Le débat touche à l’identité nationale des Monténégrins, dans des Balkans où les appartenances confessionnelles sont souvent à la base des identités nationales. Les écrits du prince-évêque Petar II Petrović Njegoš (1813-1851), le « grand Njegoš », considéré comme le plus grand poète de la langue serbo-croate, ne laissent pourtant guère place aux doutes. Il se considérait comme « de foi serbe orthodoxe », tout en insistant sur sa « nationalité monténégrine », tandis que ses sujets se définissaient volontiers comme « Monténégrins, c’est-à-dire les meilleurs des Serbes »… L’indépendance ecclésiastique du Monténégro, incontestable aux XVIIIe et XIXe siècle, doit-elle donc être considérée comme un pis-aller, une réponse de circonstance à la disparition du patriarcat serbe ? C’est bien sûr la conclusion que tirent les unionistes, mais elle est contestée par les partisans de l’indépendance politique et ecclésiastique du Monténégro.

Si le métropolite Amfilohije a toujours considéré l’Église monténégrine autocéphale comme une secte schismatique et marginale, sa position sur le fond du dossier est plus ambiguë qu’il n’y paraît au premier regard. Prélat d’une grande culture, artisan majeur du revival spirituel et national serbe dès les années 1980, Amfilohije est aussi un homme de pouvoir, qui entretient des relations complexes avec le régime de Milo Đukanović, l’indéboulonnable maître du Monténégro, qui alterne depuis 1991 les fonctions de Premier ministre et de Président de la République, charge qu’il occupe à nouveau depuis le 20 mai 2018. Depuis la restauration de l’indépendance, en 2006, les relations entre le pouvoir monténégrin et l’Église serbe peuvent se résumer à une longue litanie de tensions et de provocations.

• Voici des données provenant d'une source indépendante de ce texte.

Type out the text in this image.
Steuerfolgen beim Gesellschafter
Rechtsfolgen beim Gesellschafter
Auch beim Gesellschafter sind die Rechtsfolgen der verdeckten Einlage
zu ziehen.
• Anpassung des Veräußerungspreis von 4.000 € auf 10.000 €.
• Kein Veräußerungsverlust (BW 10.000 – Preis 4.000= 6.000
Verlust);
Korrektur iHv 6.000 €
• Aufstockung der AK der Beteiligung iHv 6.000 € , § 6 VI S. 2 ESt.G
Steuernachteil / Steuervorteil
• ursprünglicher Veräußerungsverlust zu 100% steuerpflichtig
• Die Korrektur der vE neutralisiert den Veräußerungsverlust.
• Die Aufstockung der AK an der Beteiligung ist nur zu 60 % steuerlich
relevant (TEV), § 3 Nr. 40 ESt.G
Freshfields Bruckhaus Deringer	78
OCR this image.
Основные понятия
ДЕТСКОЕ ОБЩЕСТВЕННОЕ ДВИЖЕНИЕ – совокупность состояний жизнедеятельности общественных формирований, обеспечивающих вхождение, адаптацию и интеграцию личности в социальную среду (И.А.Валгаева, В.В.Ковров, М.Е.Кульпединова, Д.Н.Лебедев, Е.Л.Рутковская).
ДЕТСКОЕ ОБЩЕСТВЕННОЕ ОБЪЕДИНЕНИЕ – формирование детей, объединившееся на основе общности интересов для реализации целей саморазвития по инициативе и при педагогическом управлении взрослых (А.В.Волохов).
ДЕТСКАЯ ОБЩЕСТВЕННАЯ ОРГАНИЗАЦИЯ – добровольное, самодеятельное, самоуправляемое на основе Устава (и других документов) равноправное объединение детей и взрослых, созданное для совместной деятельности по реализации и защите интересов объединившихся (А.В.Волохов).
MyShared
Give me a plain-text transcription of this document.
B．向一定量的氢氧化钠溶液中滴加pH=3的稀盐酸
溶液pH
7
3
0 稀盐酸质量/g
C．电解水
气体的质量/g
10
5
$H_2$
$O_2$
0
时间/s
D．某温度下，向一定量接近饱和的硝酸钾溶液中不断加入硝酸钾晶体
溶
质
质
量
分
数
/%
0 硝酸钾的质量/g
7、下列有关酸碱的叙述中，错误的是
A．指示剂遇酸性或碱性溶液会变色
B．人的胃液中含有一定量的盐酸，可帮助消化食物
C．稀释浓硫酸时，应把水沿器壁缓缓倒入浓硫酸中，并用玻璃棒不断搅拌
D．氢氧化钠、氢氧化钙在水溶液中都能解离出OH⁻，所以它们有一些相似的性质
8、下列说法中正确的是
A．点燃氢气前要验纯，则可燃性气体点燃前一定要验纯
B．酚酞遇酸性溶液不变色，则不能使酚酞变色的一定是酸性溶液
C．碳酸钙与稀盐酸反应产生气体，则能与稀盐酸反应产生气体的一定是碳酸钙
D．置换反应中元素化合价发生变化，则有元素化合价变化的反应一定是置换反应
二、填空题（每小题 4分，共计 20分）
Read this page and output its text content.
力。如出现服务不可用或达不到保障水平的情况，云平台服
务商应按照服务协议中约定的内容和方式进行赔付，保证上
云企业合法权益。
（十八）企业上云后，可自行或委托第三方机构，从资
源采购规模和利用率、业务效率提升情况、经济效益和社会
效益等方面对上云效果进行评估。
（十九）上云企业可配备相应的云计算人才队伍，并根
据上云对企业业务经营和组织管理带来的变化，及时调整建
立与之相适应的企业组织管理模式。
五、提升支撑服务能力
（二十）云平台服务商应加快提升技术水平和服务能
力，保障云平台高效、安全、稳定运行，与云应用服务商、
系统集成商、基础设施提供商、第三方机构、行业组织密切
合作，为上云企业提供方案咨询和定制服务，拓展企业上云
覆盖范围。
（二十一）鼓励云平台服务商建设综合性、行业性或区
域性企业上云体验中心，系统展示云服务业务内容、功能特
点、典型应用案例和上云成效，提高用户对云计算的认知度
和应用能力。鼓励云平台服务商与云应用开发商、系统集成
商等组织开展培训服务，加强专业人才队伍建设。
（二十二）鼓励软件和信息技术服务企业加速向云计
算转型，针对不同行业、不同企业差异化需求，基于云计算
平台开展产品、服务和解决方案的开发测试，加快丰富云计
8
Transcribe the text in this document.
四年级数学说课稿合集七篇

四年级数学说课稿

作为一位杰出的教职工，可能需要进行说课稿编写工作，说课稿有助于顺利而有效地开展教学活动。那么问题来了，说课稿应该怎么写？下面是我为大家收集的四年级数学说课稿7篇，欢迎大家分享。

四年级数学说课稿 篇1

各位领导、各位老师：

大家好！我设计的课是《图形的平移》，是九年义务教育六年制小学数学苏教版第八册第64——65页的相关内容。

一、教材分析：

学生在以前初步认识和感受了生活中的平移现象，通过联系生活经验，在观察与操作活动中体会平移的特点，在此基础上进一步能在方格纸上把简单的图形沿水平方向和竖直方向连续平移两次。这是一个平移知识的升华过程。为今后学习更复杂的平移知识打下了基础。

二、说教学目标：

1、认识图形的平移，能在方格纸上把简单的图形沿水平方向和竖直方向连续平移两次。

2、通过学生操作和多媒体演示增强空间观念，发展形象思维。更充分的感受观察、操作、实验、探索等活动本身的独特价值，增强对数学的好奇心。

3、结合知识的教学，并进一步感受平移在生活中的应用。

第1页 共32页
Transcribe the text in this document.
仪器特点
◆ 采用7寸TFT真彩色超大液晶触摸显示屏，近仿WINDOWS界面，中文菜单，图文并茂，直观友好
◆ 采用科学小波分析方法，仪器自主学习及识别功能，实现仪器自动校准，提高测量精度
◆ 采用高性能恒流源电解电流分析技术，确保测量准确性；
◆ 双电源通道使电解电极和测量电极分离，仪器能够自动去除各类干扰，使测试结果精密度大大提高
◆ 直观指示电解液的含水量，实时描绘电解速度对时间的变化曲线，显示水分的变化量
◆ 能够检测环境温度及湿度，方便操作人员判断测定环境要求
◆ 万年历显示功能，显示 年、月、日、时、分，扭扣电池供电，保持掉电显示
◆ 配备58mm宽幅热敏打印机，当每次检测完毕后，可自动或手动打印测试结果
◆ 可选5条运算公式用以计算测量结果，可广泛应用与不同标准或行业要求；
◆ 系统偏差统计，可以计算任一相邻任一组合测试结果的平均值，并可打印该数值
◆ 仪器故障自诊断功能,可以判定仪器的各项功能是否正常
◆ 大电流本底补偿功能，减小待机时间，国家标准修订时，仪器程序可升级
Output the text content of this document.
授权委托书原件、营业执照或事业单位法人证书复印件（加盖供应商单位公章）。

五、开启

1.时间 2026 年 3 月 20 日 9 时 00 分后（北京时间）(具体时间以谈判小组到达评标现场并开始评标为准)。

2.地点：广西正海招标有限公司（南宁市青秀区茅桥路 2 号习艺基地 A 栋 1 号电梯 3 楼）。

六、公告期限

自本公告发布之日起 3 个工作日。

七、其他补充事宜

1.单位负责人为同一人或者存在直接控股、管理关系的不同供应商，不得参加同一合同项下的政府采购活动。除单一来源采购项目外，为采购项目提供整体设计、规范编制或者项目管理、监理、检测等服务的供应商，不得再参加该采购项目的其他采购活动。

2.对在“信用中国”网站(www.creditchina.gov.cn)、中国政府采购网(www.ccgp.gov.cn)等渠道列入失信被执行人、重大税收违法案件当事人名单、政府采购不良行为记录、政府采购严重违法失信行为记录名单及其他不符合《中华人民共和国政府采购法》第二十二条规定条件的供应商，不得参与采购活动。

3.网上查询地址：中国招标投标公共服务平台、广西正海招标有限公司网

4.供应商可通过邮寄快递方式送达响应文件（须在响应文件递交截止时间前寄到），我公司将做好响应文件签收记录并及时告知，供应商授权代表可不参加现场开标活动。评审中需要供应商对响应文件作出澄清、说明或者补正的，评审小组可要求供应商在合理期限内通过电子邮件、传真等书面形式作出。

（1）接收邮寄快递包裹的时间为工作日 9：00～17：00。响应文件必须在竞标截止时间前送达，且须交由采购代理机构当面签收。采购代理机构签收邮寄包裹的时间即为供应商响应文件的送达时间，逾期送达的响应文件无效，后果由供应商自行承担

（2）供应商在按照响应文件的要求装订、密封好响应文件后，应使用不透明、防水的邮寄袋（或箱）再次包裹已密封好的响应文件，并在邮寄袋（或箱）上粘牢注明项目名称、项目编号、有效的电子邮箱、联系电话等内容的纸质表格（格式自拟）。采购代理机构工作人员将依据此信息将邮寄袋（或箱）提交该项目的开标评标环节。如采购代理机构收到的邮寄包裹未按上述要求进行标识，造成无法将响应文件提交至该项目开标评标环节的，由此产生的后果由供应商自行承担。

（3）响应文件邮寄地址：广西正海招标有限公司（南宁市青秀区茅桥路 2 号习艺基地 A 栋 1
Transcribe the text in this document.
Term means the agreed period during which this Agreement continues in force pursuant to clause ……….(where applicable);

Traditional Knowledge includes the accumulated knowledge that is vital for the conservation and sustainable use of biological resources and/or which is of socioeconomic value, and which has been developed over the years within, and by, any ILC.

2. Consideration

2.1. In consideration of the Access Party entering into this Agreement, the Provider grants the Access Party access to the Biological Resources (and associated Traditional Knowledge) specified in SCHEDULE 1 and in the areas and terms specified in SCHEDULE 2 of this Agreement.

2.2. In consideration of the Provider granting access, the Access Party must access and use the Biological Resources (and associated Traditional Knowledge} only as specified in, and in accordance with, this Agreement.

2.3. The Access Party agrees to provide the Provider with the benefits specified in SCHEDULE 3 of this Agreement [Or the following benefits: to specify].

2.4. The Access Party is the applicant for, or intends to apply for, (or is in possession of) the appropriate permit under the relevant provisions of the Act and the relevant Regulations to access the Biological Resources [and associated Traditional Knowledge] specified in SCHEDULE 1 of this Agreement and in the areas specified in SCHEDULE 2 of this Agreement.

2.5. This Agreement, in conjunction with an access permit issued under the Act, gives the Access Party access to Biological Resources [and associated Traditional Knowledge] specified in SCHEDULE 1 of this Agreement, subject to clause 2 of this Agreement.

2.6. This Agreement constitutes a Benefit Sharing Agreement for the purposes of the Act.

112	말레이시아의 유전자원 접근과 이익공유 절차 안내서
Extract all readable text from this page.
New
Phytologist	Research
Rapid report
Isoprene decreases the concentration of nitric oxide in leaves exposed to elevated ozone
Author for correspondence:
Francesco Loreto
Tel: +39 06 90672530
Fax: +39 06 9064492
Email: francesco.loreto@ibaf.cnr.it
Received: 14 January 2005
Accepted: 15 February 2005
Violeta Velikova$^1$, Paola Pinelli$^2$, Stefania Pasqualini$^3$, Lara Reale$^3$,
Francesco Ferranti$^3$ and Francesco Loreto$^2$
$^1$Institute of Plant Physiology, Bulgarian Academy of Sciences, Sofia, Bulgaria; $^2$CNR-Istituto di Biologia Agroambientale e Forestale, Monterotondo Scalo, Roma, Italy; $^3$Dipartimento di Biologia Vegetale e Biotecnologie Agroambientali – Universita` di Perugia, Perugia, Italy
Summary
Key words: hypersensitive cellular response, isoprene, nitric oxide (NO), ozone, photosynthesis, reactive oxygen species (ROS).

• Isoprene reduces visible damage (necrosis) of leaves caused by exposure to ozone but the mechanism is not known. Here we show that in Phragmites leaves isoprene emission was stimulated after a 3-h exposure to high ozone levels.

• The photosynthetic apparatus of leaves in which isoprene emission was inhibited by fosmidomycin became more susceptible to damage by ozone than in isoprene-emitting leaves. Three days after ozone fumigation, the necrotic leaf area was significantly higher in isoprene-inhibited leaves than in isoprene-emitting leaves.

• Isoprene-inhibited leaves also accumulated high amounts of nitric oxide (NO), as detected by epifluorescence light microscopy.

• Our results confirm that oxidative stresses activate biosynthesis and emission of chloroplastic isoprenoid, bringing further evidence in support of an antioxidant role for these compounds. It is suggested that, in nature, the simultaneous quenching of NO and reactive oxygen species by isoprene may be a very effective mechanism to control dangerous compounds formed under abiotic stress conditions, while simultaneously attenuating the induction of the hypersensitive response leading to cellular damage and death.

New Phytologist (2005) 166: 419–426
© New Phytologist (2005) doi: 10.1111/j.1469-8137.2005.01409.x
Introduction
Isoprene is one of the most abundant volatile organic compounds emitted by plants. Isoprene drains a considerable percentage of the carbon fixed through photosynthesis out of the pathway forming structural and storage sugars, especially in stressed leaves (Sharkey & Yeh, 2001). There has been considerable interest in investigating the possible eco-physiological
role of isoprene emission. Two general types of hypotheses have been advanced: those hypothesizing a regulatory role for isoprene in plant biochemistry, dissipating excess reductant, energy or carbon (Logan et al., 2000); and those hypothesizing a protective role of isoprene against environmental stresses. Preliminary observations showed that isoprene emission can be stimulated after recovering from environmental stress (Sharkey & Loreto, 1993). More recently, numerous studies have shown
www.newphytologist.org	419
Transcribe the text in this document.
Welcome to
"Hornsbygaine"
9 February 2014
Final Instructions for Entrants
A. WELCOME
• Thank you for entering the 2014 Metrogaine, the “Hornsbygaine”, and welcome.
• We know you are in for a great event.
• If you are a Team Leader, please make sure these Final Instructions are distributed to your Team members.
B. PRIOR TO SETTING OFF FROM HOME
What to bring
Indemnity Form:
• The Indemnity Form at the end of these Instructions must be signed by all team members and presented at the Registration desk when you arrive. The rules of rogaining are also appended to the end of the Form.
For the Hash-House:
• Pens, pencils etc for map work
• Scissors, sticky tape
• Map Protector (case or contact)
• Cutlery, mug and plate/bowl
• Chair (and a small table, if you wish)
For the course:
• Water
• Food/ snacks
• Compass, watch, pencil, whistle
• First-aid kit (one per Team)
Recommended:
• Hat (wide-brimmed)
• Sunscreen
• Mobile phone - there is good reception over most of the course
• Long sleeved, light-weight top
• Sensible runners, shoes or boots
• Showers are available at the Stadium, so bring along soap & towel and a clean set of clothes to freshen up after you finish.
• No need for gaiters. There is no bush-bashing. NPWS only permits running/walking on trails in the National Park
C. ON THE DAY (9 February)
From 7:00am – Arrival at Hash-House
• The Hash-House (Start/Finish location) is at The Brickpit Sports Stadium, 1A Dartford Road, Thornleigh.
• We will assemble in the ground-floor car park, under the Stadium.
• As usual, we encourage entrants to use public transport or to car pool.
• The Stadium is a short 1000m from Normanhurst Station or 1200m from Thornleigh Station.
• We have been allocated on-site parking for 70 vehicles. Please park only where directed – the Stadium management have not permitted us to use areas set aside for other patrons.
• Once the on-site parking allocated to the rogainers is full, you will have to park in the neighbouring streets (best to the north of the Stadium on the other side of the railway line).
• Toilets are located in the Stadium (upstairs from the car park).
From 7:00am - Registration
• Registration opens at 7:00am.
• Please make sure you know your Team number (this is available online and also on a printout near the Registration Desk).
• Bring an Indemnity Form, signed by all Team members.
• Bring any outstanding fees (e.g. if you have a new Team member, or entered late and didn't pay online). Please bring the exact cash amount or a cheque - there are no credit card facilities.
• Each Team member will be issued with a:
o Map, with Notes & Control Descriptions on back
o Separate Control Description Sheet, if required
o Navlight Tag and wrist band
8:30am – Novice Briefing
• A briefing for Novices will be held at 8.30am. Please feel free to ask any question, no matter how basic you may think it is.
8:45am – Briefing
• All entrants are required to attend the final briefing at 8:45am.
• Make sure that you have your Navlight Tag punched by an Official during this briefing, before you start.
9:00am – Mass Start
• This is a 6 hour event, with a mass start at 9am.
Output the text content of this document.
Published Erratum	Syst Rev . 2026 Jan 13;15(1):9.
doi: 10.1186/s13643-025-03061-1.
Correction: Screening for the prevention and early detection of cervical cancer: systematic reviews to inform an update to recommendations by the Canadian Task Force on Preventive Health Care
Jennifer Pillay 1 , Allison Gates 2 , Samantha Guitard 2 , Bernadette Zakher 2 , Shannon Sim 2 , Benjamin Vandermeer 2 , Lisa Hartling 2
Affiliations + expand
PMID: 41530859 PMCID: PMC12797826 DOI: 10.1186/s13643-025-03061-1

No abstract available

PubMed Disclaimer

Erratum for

Tout est prétexte à conflit, notamment les projets immobiliers de l’Église, tandis qu’Amfilohije multiplie les sorties incendiaires à l’encontre de Milo Đukanović, qui est même désormais menacé d’anathème.

À Lustica, au Monténégro, le 8 août 2014, le métropolite Amfilohije donne la communion à des fidèles (© 2016 Draskovic |iStock).
En effet, le Parlement monténégrin a adopté à la mi-mai une loi sur la liberté religieuse, dont une annexe évoque les biens des communautés religieuses[2] : celles-ci ne pourront conserver leurs biens que si elles peuvent arguer de titres légaux de propriété, ce qui n’est bien sûr pas le cas pour la plupart des églises et des monastères de l’Église orthodoxe serbe, notamment les grands monastères de Cetinje, résidence du métropolite, ou d’Ostrog, véritable cœur de l’orthodoxie au Monténégro. Naturellement, Amfilohije a aussitôt dénoncé une tentative « d’usurpation » par « l’État athée », laissant augurer d’une violente querelle des inventaires à la monténégrine… Solidaire, le Saint-Synode de l’Église russe a même exprimé sa « profonde préoccupation face à la dégradation de la situation »[3].

Pourtant, les relations entre Amfilohije et Milo Đukanović n’ont pas toujours été aussi tendues. Lors de la scission du DPS, en 1996, le métropolite avait soutenu Milo Đukanović contre son rival Momir Bulatović. Les deux hommes étaient arrivés ensemble au pouvoir, prenant le contrôle de l’ancienne Ligue des communistes monténégrins avec le soutien de Slobodan Milošević et se partageant les plus hautes fonctions de l’État. Durant plusieurs années, ils ont tenu le Monténégro aligné sur la ligne politique de Belgrade, mais, en 1996, alors que les accords de paix de Dayton-Paris ont mis à la guerre de Bosnie-Herzégovine, Milo Đukanović cherche à desserrer la tutelle du mentor serbe, auquel Momir Bulatović reste totalement fidèle. Ce dernier perdit la partie de bras de fer. Mis en minorité au sein du DPS, il créa un nouveau Parti socialiste populaire (SNP) et fut battu d’un cheveu par son rival à l’élection présidentielle de l’automne 1997. Le soutien de l’Église orthodoxe serbe a sûrement apporté à Milo Đukanović les quelques milliers de voix qui lui ont permis de faire la différence. Ce choix s’inscrivait, du reste, dans le cadre de la politique générale de l’Église d’opposition au régime « communiste » de Milošević : le patriarche Pavle lui-même prit part aux manifestations démocratiques qui secouèrent la Serbie durant l’hiver 1996-1997.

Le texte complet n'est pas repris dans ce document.